There are two inherited forms of PKD. Autosomal dominant PKD, often called adult polycystic kidney disease, usually sees symptoms develop around age 50. Autosomal recessive PKD is more rare and usually develops in utero or in early childhood.

PC3Bradley K. Yoder, Ph.D.“Infants with childhood cystic kidney disease may develop kidney failure within a few years after birth and some need dialysis and kidney transplantation before they reach adulthood,” said Lisa Guay-Woodford, M.D., director of the Clinical and Translational Science Institute at Children’s National and co-director of the UAB-CCKDCC. “In many cases, the earlier the onset of symptoms, the more severe the outcome.”  

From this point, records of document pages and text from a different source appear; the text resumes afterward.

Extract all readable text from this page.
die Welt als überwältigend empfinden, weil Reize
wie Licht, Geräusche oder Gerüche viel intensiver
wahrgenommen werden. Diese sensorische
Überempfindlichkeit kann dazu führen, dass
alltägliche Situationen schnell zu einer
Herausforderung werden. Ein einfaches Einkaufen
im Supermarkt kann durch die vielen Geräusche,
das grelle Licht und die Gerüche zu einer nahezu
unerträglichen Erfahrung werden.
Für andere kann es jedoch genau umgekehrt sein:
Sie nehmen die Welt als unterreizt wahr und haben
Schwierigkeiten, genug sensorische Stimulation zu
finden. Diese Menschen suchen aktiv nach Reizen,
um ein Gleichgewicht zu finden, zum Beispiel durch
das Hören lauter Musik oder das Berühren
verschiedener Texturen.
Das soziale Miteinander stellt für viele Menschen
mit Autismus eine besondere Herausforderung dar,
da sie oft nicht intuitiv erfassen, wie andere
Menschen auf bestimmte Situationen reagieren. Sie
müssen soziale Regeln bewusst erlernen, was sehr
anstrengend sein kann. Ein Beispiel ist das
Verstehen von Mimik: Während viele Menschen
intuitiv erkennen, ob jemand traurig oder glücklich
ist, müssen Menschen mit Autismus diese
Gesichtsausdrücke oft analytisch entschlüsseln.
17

The UAB-CCKDCC will focus primarily on childhood cystic kidney disease. The center’s primary goals are: 

  • Provide the Polycystic Kidney Disease Research Resource Consortium members with access to phenotypic, genetic and clinical information and biomaterials from CCKD patients
  • Analyze pathways involved in cyst pathogenesis through the generation of verified genetic model systems and biosensor/reporter systems
  • Assess the impact of patient variants on cystic disease proteins through generation and validation of innovative models
  • Provide ready access to biological materials from genetic CCKD models
  • Develop efficient pipelines for in vitro and in vivo preclinical testing of therapeutic compounds

Overall, PKD is the fourth leading cause of kidney failure and affects approximately 600,000 people in the United States, according to the National Kidney Foundation. About 50 percent of people with the autosomal dominant form of PKD progress to kidney failure by age 60, and about 60 percent will have kidney failure by age 70. It affects about one in 500 adults. Childhood PKD affects about one in 20,000 infants.

At UAB, Yoder is the UAHSF Endowed chair in Biomedical Research. The consortium is funded by NIH grant number U54DK126087.